To do this, it’s useful to take a close look at both the obstacles to using AI to automate, and the opportunities.

Overcoming the cost of adoption

Firstly, the cost of developing intelligent AI and machine learning models in-house is often too high. This ultimately boils down to two things: having the computing power and data available to build and train a sophisticated model. The UK’s Digital Catapult Centre found that the cost of a single training run for a machine learning system can be well over £10,000. When you consider that this cost is in addition to the price of storing a large volume of clean and consistent data, it’s no surprise that it is one of the main barriers to adopting AI.

Despite these expenses, businesses are still rushing to create their own AI applications, which means having the right infrastructure for development is crucial.

Increasingly, organisations are turning to cloud and open-source platforms to acquire AI capabilities without the hefty price tag. When storing and computing in the cloud, organisations can exploit on-demand payment models and customisation to streamline tech investment to exactly those capabilities which it needs. Similarly, open-source models typically have limited or no cost at all and require less input from in-house developers. The very nature of open-source means that businesses can build on publicly available AI applications to create software that is fit for purpose.

Combatting the skills gap

Despite the expense, the availability of both data and computing power has been on the rise in recent years, resulting in a deluge of automated and intelligent services, which developers must now differentiate between to deliver a successful implementation. This goes beyond merely finding an AI solution that addresses business concerns. It requires consideration of factors like identifying the right DevOps partner to provide the right consultation and on-hand support, particularly during the initial phase of the programme where employees require training.

Whilst on-hand support is invaluable, businesses looking to expand their automation strategy must address the skills limitation, either by investing in AI experts or training for existing staff. A recent report found that there are only 300,000 AI professionals worldwide, but millions of roles available. As such, skilled developers have a monopoly on the market and are able to drive the price for their services up.
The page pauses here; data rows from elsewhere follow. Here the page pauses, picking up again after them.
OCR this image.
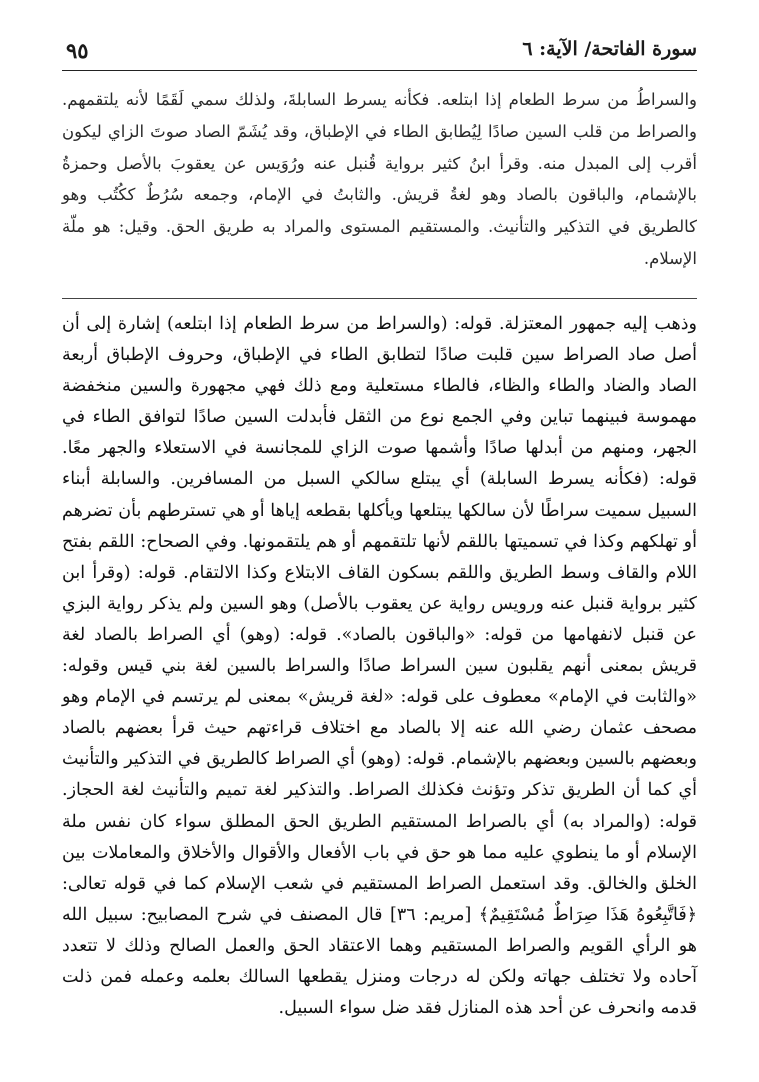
سورة الفاتحة/ الآية: ٦
٩٥

والسراطُ من سرط الطعام إذا ابتلعه. فكأنه يسرط السابلةَ، ولذلك سمي لَقَمًا لأنه يلتقمهم. والصراط من قلب السين صادًا لِيُطابق الطاء في الإطباق، وقد يُشَمّ الصاد صوتَ الزاي ليكون أقرب إلى المبدل منه. وقرأ ابنُ كثير برواية قُنبل عنه ورُوَيس عن يعقوبَ بالأصل وحمزةُ بالإشمام، والباقون بالصاد وهو لغةُ قريش. والثابتُ في الإمام، وجمعه سُرُطٌ ككُتُب وهو كالطريق في التذكير والتأنيث. والمستقيم المستوى والمراد به طريق الحق. وقيل: هو ملّة الإسلام.

وذهب إليه جمهور المعتزلة. قوله: (والسراط من سرط الطعام إذا ابتلعه) إشارة إلى أن أصل صاد الصراط سين قلبت صادًا لتطابق الطاء في الإطباق، وحروف الإطباق أربعة الصاد والضاد والطاء والظاء، فالطاء مستعلية ومع ذلك فهي مجهورة والسين منخفضة مهموسة فبينهما تباين وفي الجمع نوع من الثقل فأبدلت السين صادًا لتوافق الطاء في الجهر، ومنهم من أبدلها صادًا وأشمها صوت الزاي للمجانسة في الاستعلاء والجهر معًا. قوله: (فكأنه يسرط السابلة) أي يبتلع سالكي السبل من المسافرين. والسابلة أبناء السبيل سميت سراطًا لأن سالكها يبتلعها ويأكلها بقطعه إياها أو هي تسترطهم بأن تضرهم أو تهلكهم وكذا في تسميتها باللقم لأنها تلتقمهم أو هم يلتقمونها. وفي الصحاح: اللقم بفتح اللام والقاف وسط الطريق واللقم بسكون القاف الابتلاع وكذا الالتقام. قوله: (وقرأ ابن كثير برواية قنبل عنه ورويس رواية عن يعقوب بالأصل) وهو السين ولم يذكر رواية البزي عن قنبل لانفهامها من قوله: «والباقون بالصاد». قوله: (وهو) أي الصراط بالصاد لغة قريش بمعنى أنهم يقلبون سين السراط صادًا والسراط بالسين لغة بني قيس وقوله: «والثابت في الإمام» معطوف على قوله: «لغة قريش» بمعنى لم يرتسم في الإمام وهو مصحف عثمان رضي الله عنه إلا بالصاد مع اختلاف قراءتهم حيث قرأ بعضهم بالصاد وبعضهم بالسين وبعضهم بالإشمام. قوله: (وهو) أي الصراط كالطريق في التذكير والتأنيث أي كما أن الطريق تذكر وتؤنث فكذلك الصراط. والتذكير لغة تميم والتأنيث لغة الحجاز. قوله: (والمراد به) أي بالصراط المستقيم الطريق الحق المطلق سواء كان نفس ملة الإسلام أو ما ينطوي عليه مما هو حق في باب الأفعال والأقوال والأخلاق والمعاملات بين الخلق والخالق. وقد استعمل الصراط المستقيم في شعب الإسلام كما في قوله تعالى: ﴿فَاتَّبِعُوهُ هَذَا صِرَاطٌ مُسْتَقِيمٌ﴾ [مريم: ٣٦] قال المصنف في شرح المصابيح: سبيل الله هو الرأي القويم والصراط المستقيم وهما الاعتقاد الحق والعمل الصالح وذلك لا تتعدد آحاده ولا تختلف جهاته ولكن له درجات ومنزل يقطعها السالك بعلمه وعمله فمن ذلت قدمه وانحرف عن أحد هذه المنازل فقد ضل سواء السبيل.
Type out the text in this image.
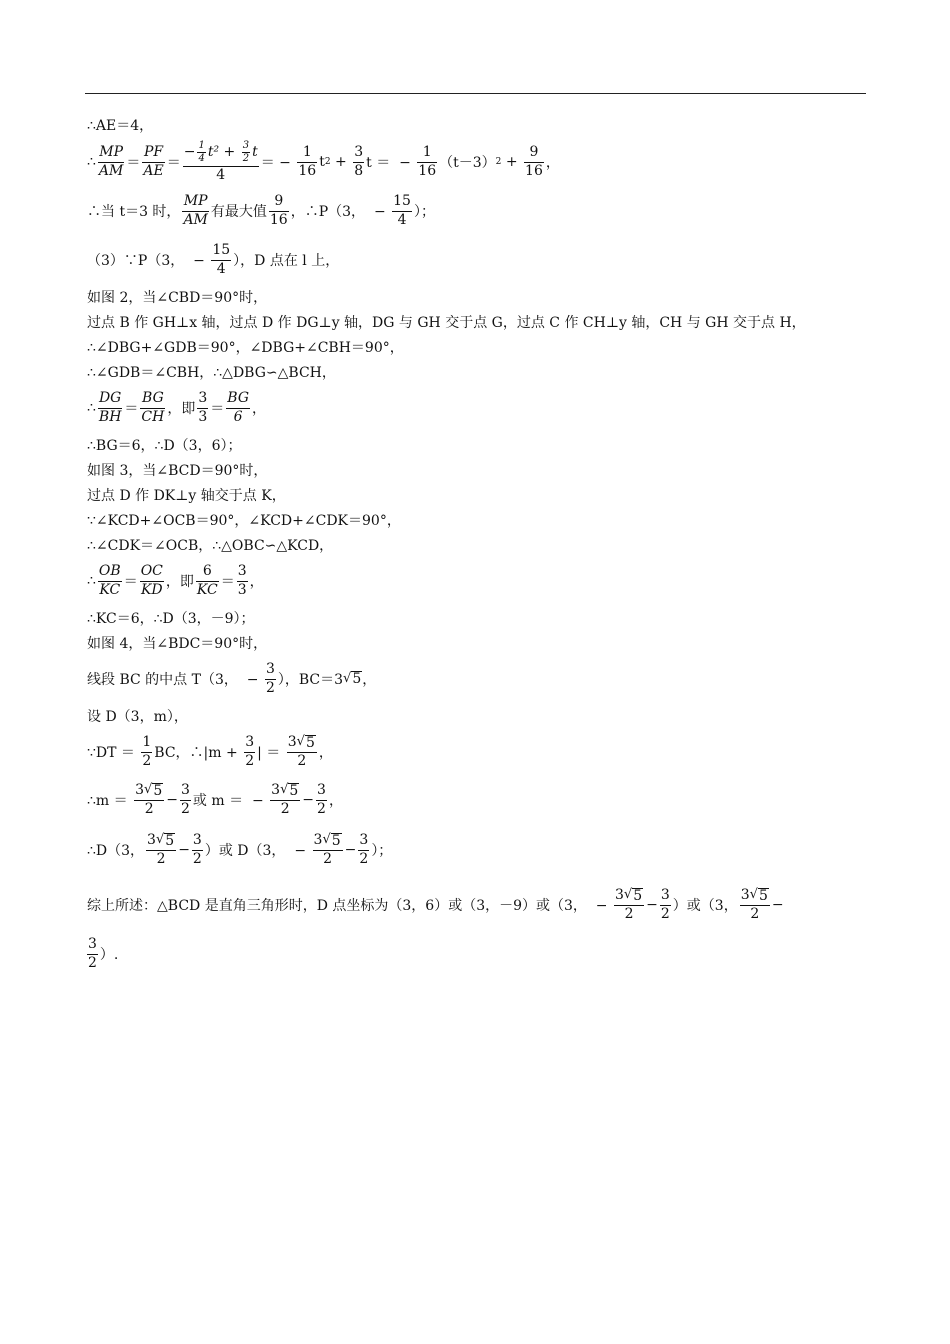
∴AE＝4，
∴ $\frac{MP}{AM} = \frac{PF}{AE} = \frac{- \frac{1}{4} t^2 + \frac{3}{2} t}{4}$ ＝ − $\frac{1}{16}$ t $2 + \frac{3}{8}$ t ＝  − $\frac{1}{16} (t-3) 2 + \frac{9}{16}$ ，
∴当 t＝3 时， $\frac{MP}{AM}$ 有最大值 $\frac{9}{16}$ ，∴P（3，  − $\frac{15}{4}$ ）；
（3）∵P（3，  − $\frac{15}{4}$ ），D 点在 l 上，
如图 2，当∠CBD＝90°时，
过点 B 作 GH⊥x 轴，过点 D 作 DG⊥y 轴，DG 与 GH 交于点 G，过点 C 作 CH⊥y 轴，CH 与 GH 交于点 H，
∴∠DBG+∠GDB＝90°，∠DBG+∠CBH＝90°，
∴∠GDB＝∠CBH，∴△DBG∽△BCH，
∴ $\frac{DG}{BH} = \frac{BG}{CH}$ ，即 $\frac{3}{3} = \frac{BG}{6}$ ，
∴BG＝6，∴D（3，6）；
如图 3，当∠BCD＝90°时，
过点 D 作 DK⊥y 轴交于点 K，
∵∠KCD+∠OCB＝90°，∠KCD+∠CDK＝90°，
∴∠CDK＝∠OCB，∴△OBC∽△KCD，
∴ $\frac{OB}{KC} = \frac{OC}{KD}$ ，即 $\frac{6}{KC} = \frac{3}{3}$ ，
∴KC＝6，∴D（3，－9）；
如图 4，当∠BDC＝90°时，
线段 BC 的中点 T（3，  − $\frac{3}{2}$ ），BC＝3 √ 5 ，
设 D（3，m），
∵DT ＝ $\frac{1}{2}$ BC，∴|m + $\frac{3}{2}$ | ＝ $\frac{3 √ 5}{2}$ ，
∴m ＝ $\frac{3 √ 5}{2} - \frac{3}{2}$ 或 m ＝  − $\frac{3 √ 5}{2} - \frac{3}{2}$ ，
∴D（3， $\frac{3 √ 5}{2} - \frac{3}{2}$ ）或 D（3，  − $\frac{3 √ 5}{2} - \frac{3}{2}$ ）；
综上所述：△BCD 是直角三角形时，D 点坐标为（3，6）或（3，－9）或（3，  − $\frac{3 √ 5}{2} - \frac{3}{2}$ ）或（3， $\frac{3 √ 5}{2}$ −
$\frac{3}{2}$ ）.
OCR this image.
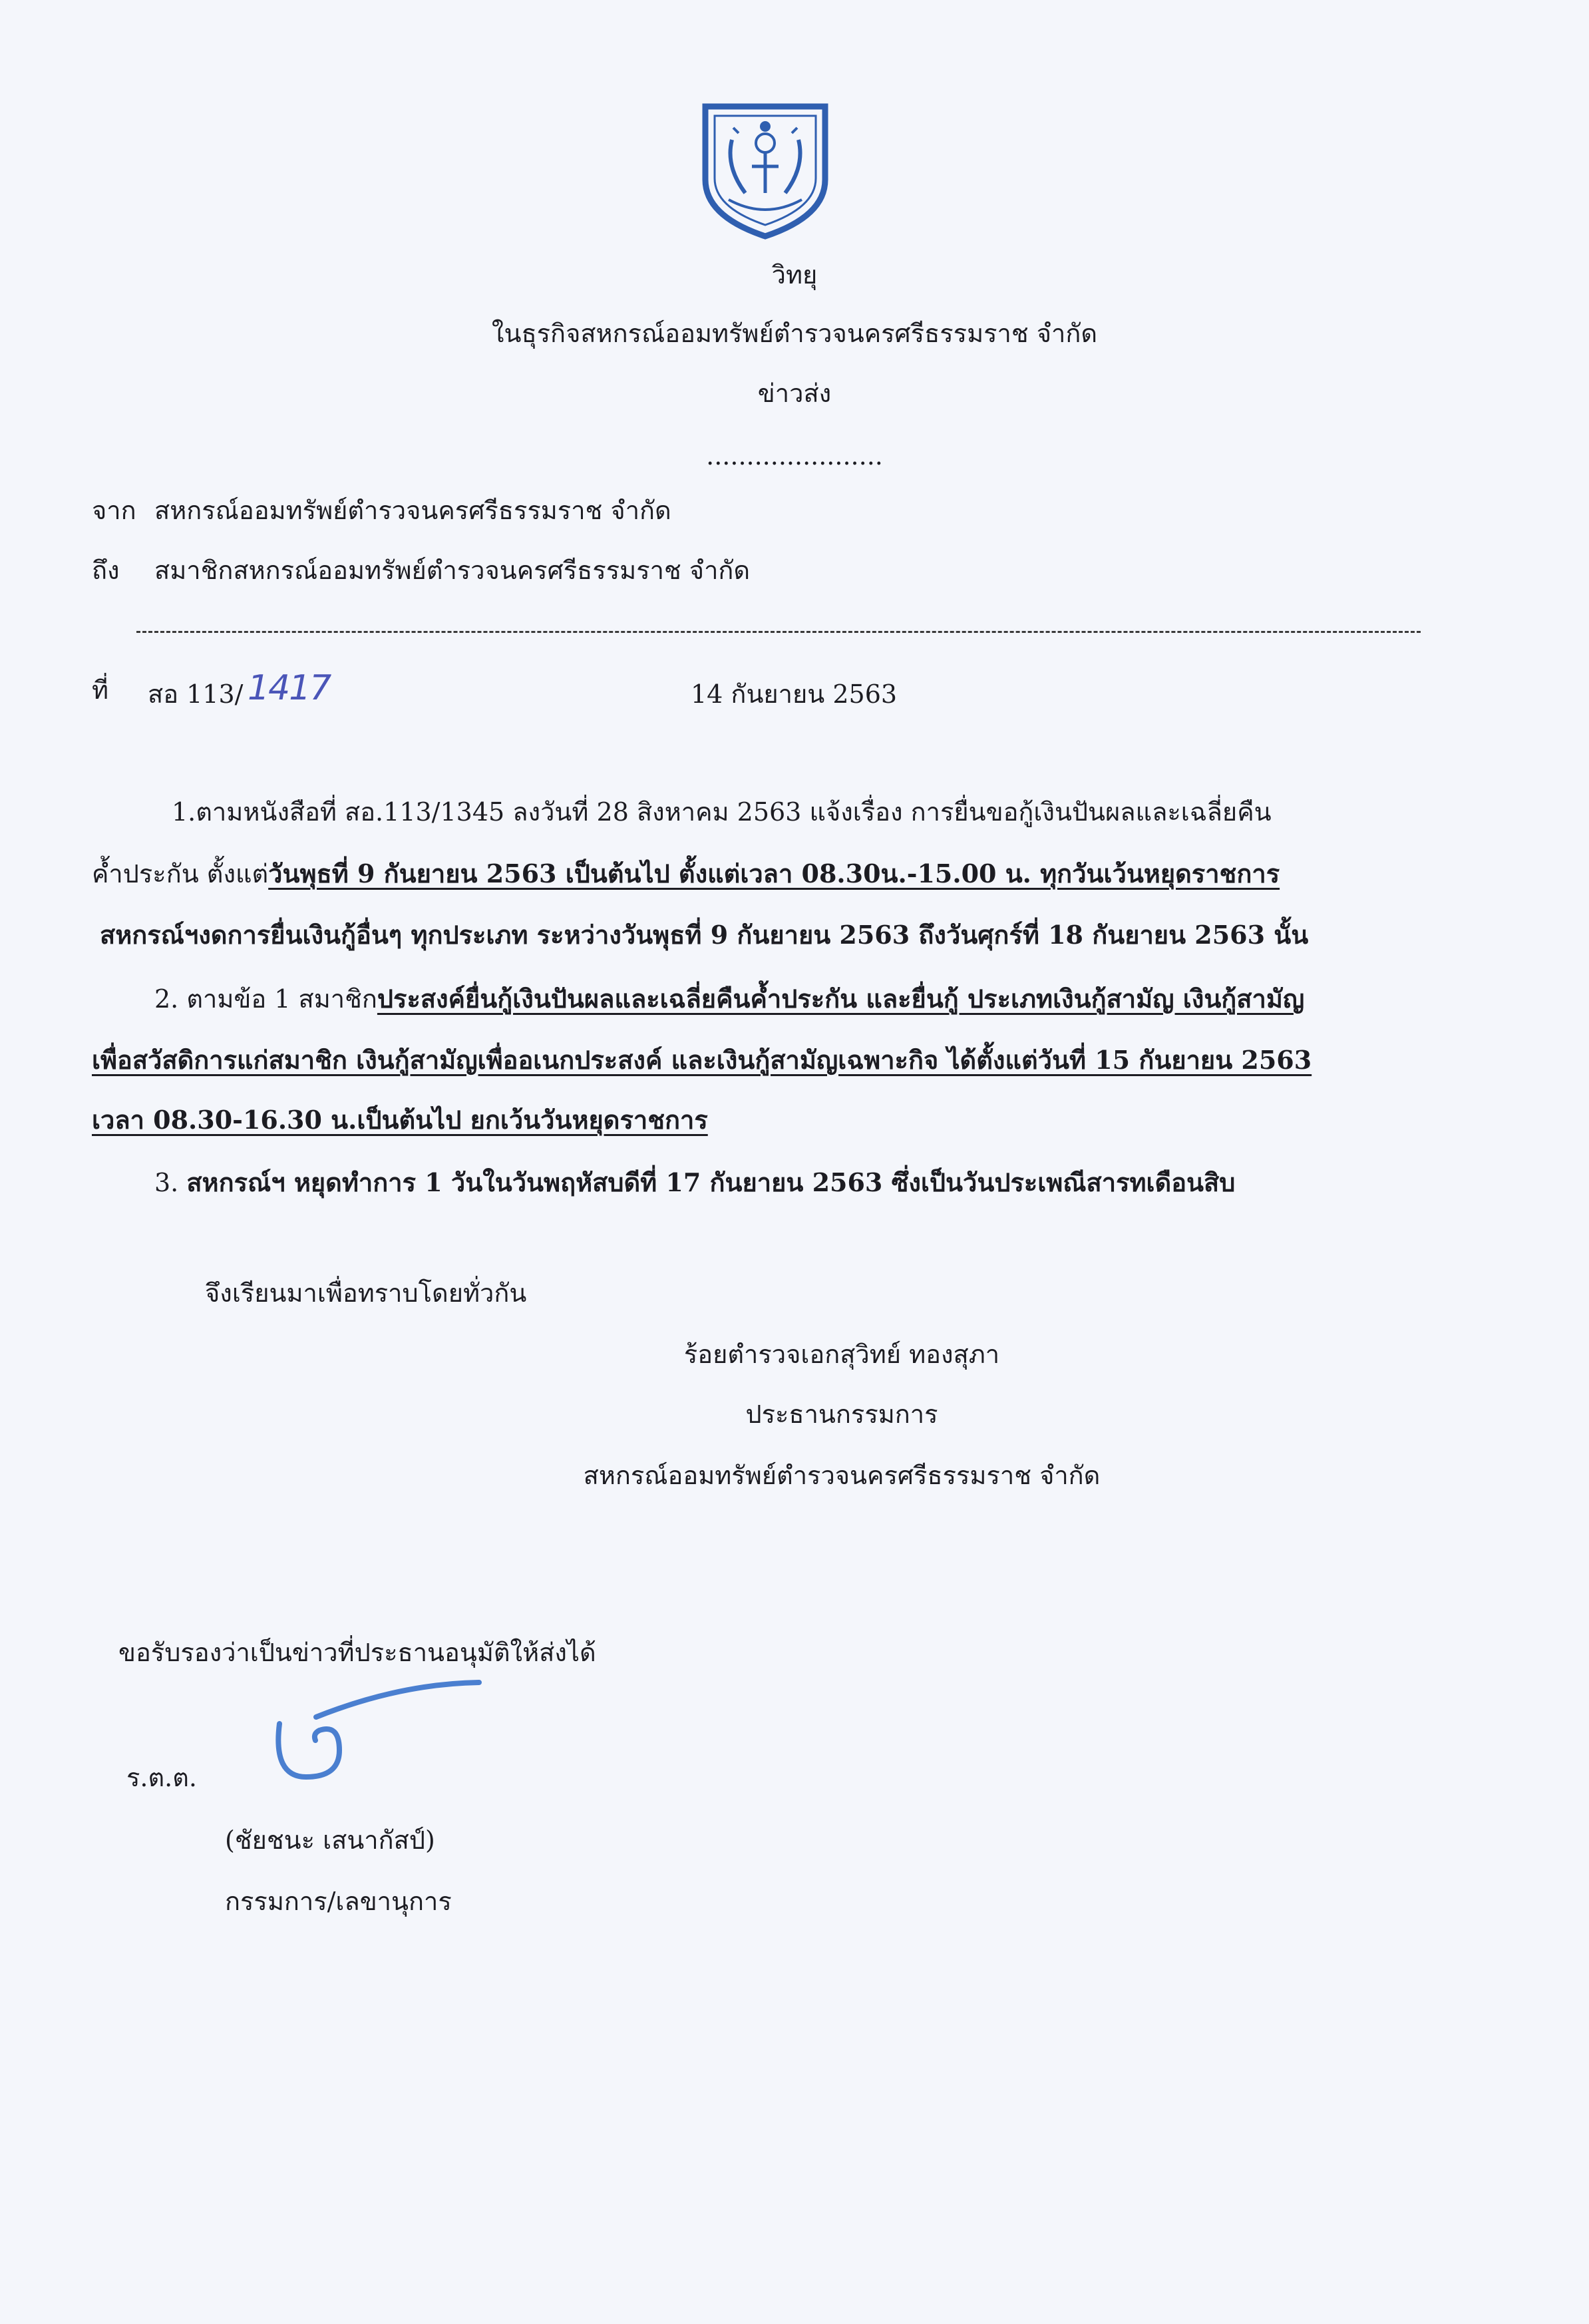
วิทยุ
ในธุรกิจสหกรณ์ออมทรัพย์ตำรวจนครศรีธรรมราช จำกัด
ข่าวส่ง
......................
จาก สหกรณ์ออมทรัพย์ตำรวจนครศรีธรรมราช จำกัด
ถึง สมาชิกสหกรณ์ออมทรัพย์ตำรวจนครศรีธรรมราช จำกัด
ที่ สอ 113/ 1417	14 กันยายน 2563
1.ตามหนังสือที่ สอ.113/1345 ลงวันที่ 28 สิงหาคม 2563 แจ้งเรื่อง การยื่นขอกู้เงินปันผลและเฉลี่ยคืน
ค้ำประกัน ตั้งแต่วันพุธที่ 9 กันยายน 2563 เป็นต้นไป ตั้งแต่เวลา 08.30น.-15.00 น. ทุกวันเว้นหยุดราชการ
สหกรณ์ฯงดการยื่นเงินกู้อื่นๆ ทุกประเภท ระหว่างวันพุธที่ 9 กันยายน 2563 ถึงวันศุกร์ที่ 18 กันยายน 2563 นั้น
2. ตามข้อ 1 สมาชิกประสงค์ยื่นกู้เงินปันผลและเฉลี่ยคืนค้ำประกัน และยื่นกู้ ประเภทเงินกู้สามัญ เงินกู้สามัญ
เพื่อสวัสดิการแก่สมาชิก เงินกู้สามัญเพื่ออเนกประสงค์ และเงินกู้สามัญเฉพาะกิจ ได้ตั้งแต่วันที่ 15 กันยายน 2563
เวลา 08.30-16.30 น.เป็นต้นไป ยกเว้นวันหยุดราชการ
3. สหกรณ์ฯ หยุดทำการ 1 วันในวันพฤหัสบดีที่ 17 กันยายน 2563 ซึ่งเป็นวันประเพณีสารทเดือนสิบ
จึงเรียนมาเพื่อทราบโดยทั่วกัน
ร้อยตำรวจเอกสุวิทย์ ทองสุภา
ประธานกรรมการ
สหกรณ์ออมทรัพย์ตำรวจนครศรีธรรมราช จำกัด
ขอรับรองว่าเป็นข่าวที่ประธานอนุมัติให้ส่งได้
ร.ต.ต.
(ชัยชนะ เสนากัสป์)
กรรมการ/เลขานุการ
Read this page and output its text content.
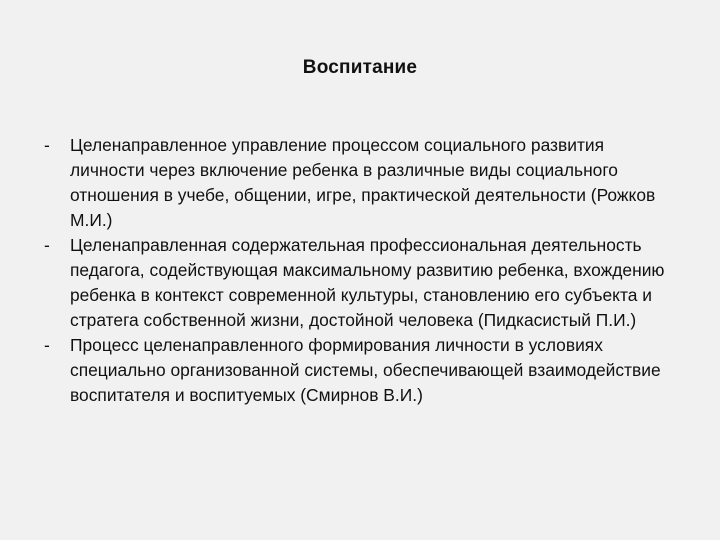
Воспитание
- Целенаправленное управление процессом социального развития личности через включение ребенка в различные виды социального отношения в учебе, общении, игре, практической деятельности (Рожков М.И.)
- Целенаправленная содержательная профессиональная деятельность педагога, содействующая максимальному развитию ребенка, вхождению ребенка в контекст современной культуры, становлению его субъекта и стратега собственной жизни, достойной человека (Пидкасистый П.И.)
- Процесс целенаправленного формирования личности в условиях специально организованной системы, обеспечивающей взаимодействие воспитателя и воспитуемых (Смирнов В.И.)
Thankfully, cloud and open source platforms are helping to combat the global skills deficit. Open source initiatives such as Fast.ai are delivering a free open source framework which offers training in coding AI models such as image classification and natural language tasks. Aside from being a cost-free tool, training can be delivered on an ongoing basis, ensuring that in-house developers have the latest information and are therefore able to drive forward an organisation’s innovation strategy.

Making the right choices for your business’s automation strategy

Whilst the IT team are at the heart of this adoption, successful digital transformation initiatives require a company-wide shift in attitude. With automation, this is even more important as employees’ roles will, in all likelihood, be completely transformed.

At its best, augmentation is the collaboration of AI and robots with humans, to automate repetitive or strenuous tasks which drive productivity and employee satisfaction. Businesses who do implement augmentation see dramatic results, with studies showing that augmented organisations achieved 28 per cent higher overall performance, did 31 per cent better financially, and reported employees being 38 per cent more engaged.

The question is not whether organisations should implement AI solutions in to their business, but how? Applying automation to business challenges which are labour intensive, delivers positive return on investment and greater productivity, enabling companies to retain and grow their competitive proposition.

Similarly, an increasingly open technology landscape offers CIOs and CTOs much greater flexibility and agility when adopting new technologies like AI. They have greater access to the tools needed to develop, adopt and innovate in the future, which assures the success of these businesses long-term. The focus for business leaders now will be on applying the right mix of technology to achieve this, whilst reducing the risks associated with complex implementations.